Today's Fundamental View

This morning equities have been reacting to weaker than expected European data, and herein lies a Italian GDP number which shows a negative growth rate of -0.2%, which is second quarter in a row the economy is posting a number below 0%. This means the country is officially in a recession, assuming no upward revision to this on the next reading. Unsurprisingly this has lead Italian 10Y to sell off; though it is worth noting that only 5 days ago the yield was a record lows. Considering the miss on the headline was by the same amount as last month, and that the February reading was the only positive since December 2011 and has more or less been in a recession since the month after, there is no way the market can be too surprised, and it is possible there has been an overreaction here as we see equities at multi-month lows. A reaction we can agree with however is with bonds as this increases the chances of Draghi being dovish on Thursday, which means traders are positioning themselves for a bid on the conference. If this is true however, we should see a reversal in equities, and the EURUSD may have one of the easiest trades of the session.
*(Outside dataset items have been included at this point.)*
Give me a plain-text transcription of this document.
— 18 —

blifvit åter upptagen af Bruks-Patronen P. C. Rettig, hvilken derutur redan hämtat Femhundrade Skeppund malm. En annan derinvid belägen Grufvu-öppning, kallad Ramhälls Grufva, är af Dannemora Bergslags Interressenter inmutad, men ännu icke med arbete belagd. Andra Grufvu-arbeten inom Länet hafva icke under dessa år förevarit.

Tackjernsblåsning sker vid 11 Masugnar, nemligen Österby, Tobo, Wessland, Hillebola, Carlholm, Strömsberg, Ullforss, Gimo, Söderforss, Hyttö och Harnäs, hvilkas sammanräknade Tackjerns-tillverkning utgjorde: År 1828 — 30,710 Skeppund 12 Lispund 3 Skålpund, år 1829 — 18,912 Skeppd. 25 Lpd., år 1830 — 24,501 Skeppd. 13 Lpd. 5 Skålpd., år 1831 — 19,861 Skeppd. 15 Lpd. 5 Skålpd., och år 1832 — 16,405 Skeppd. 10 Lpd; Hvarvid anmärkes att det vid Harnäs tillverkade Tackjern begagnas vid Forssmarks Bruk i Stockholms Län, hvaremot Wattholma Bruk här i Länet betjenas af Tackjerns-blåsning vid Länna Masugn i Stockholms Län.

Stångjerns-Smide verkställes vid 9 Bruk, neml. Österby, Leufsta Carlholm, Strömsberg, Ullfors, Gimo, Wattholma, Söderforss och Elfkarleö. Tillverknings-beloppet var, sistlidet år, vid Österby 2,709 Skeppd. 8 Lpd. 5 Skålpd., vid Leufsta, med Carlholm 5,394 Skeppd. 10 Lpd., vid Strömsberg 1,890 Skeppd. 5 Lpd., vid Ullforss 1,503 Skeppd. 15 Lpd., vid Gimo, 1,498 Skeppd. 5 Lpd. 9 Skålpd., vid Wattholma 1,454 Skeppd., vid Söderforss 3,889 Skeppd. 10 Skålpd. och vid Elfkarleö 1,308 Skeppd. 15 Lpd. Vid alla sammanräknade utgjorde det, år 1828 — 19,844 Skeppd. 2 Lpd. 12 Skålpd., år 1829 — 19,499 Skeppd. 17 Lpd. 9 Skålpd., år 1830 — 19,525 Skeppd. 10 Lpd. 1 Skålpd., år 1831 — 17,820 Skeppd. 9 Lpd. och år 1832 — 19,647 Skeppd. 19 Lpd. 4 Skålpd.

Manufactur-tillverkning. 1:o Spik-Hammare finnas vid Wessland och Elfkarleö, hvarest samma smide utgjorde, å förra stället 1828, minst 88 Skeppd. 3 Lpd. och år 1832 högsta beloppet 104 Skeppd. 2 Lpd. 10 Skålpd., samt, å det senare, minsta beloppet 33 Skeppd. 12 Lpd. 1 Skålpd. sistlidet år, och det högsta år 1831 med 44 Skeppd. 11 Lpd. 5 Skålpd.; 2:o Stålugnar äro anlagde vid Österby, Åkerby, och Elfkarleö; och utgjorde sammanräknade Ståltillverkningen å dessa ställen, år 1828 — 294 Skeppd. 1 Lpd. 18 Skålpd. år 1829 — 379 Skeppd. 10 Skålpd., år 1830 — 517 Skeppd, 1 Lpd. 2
The Russian situation with troop build-ups and potential countermeasures towards the west may see an influx of funds in to safe assets, also positive for bonds and the USD, and we reiterate that these two assets are very straight forward through the afternoon, with risk being associated with the S&P and Nasdaq, as well as crude. In regards to the commodity, API headline last night was negative five million barrels, and with this we are very bullish on it through the afternoon.

Alternative View

Comments from Russian officials may halt the extension higher, though this should still lead to USD strength in a risk off move. Please remain aware of all developments coming out of Ukraine, Russia and the Middle East and keep a conservative outlook with regards to risk.